Paula Melo defende que importa “criar e produzir de forma sustentável”. Para esse fim, a pele natural será sempre fundamental. “Devemos olhar para a pele como o aproveitamento de um desperdício da indústria alimentar”. Uma discussão que não é nova, mas que ganha novos argumentos: o consumo mundial de carne continua a aumentar e terá atingido um novo recorde em 2020.  “Mais couro de qualidade significa uma cadeia de valor mais sustentável; menos desperdício, melhor ética e mais prosperidade para todos", enaltece a Cotance, a confederação europeia do couro.

Já para Pedro Saraiva, da Bolflex, “não existe outra maneira de olhar para um mundo futuro que não contemple um meio-ambiente mais coeso, onde se aproveitem ao limite os recursos disponíveis,  reciclando, reaproveitando, reutilizando, tudo com desperdício mínimo, onde a comunidade esteja envolvida nos projetos e a saúde e bem estar de todos possa ser um bem adquirido”.
Vasco Heitor, por sua vez, assume que “nas gerações dos milenais e geração Z, marca que não tenha preocupações a nível da sustentabilidade fica para trás”.

O papel de Portugal no mundo

Todos os anos, em todo o mundo, produzem-se mais de 20 mil milhões de partes de calçado, assumindo a Ásia um papel principal na cena competitiva internacional, com uma quota na ordem dos 6% da produção mundial. Que papel estará reservado a um pequeno país como Portugal que, ainda assim, exportarmais de 95% da sua produção para 163 países, nos cinco continentes?

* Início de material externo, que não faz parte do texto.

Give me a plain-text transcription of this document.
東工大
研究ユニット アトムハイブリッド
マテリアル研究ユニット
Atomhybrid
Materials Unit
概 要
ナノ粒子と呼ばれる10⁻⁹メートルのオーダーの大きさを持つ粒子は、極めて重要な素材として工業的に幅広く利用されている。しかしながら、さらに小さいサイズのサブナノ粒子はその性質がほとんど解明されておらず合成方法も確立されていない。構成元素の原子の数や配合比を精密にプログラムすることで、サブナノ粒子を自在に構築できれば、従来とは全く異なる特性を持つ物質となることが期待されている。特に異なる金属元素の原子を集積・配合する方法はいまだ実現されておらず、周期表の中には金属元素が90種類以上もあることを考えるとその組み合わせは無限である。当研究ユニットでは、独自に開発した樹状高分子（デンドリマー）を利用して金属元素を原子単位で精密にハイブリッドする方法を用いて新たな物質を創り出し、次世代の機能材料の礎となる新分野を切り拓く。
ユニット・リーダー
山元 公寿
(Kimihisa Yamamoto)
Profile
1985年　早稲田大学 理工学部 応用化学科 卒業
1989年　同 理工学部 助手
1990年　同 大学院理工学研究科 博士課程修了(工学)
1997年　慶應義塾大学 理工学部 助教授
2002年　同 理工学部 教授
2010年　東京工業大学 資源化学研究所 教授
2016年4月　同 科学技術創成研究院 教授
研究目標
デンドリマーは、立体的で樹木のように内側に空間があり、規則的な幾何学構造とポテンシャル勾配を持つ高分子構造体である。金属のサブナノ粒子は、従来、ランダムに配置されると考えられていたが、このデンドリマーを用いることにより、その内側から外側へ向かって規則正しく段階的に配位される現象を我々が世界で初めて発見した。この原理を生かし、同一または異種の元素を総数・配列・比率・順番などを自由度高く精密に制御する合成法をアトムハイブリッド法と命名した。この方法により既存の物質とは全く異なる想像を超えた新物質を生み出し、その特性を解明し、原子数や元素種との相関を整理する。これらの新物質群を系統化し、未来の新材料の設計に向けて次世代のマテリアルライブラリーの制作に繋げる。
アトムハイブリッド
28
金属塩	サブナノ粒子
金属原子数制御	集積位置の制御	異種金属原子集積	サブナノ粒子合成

“Do ponto de vista industrial, poderemos marcar a diferença pela inovação, flexibilidade, competência, qualidade, criatividade, transparência, rapidez de resposta”, dispara Pedro Coelho. “Temos excelentes argumentos competitivos para nos impormos internacionalmente”.  “Qualidade, sempre qualidade”, sublinha Paula Melo, ao qual Adriano Marinho acrescenta “um nível de preço ainda comportável e competitivo”. “Beneficiaremos da procura de produção para abastecimento local, nomeadamente da Europa” concluiu.

“Creio que 2022 será um bom ano”, aponta Vasco Heitor. Para o responsável da JJ Heitor “com a pandemia os clientes passaram a valorizar muito mais a proximidade, fazendo pequenas encomendas com curtos prazos de entrega”. “O enquadramento é-nos favorável mas temos de continuar a fazer bem o nosso trabalho”.

“Relação de proximidade, produto de moda, saber fazer acumulado, qualidade geral do produto a preços competitivos são alguns dos argumentos que nos distinguem internacionalmente, aponta Joaquim Silva, da Felmini.  Pedro Saraiva acrescenta que que “Portugal é cada vez mais um hub da indústria do calçado, pela sua diversidade de oferta”. “Fabricamos produtos já com um elevado grau de complexidade e com standards elevados de qualidade e só isso já são fatores decisivos por definição para atrair novos clientes para o mercado”, sublinha o responsável comercial da Bolflex.

A Organização Mundial de Saúde (OMS) acredita que, em 2022, poderá decretar o fim da pandemia.

O ano ainda agora se iniciou. As perspetivas de negócio são boas. Mas a as incertezas mais do que muitas. Estaremos, porventura, mais perto de regressar à normalidade.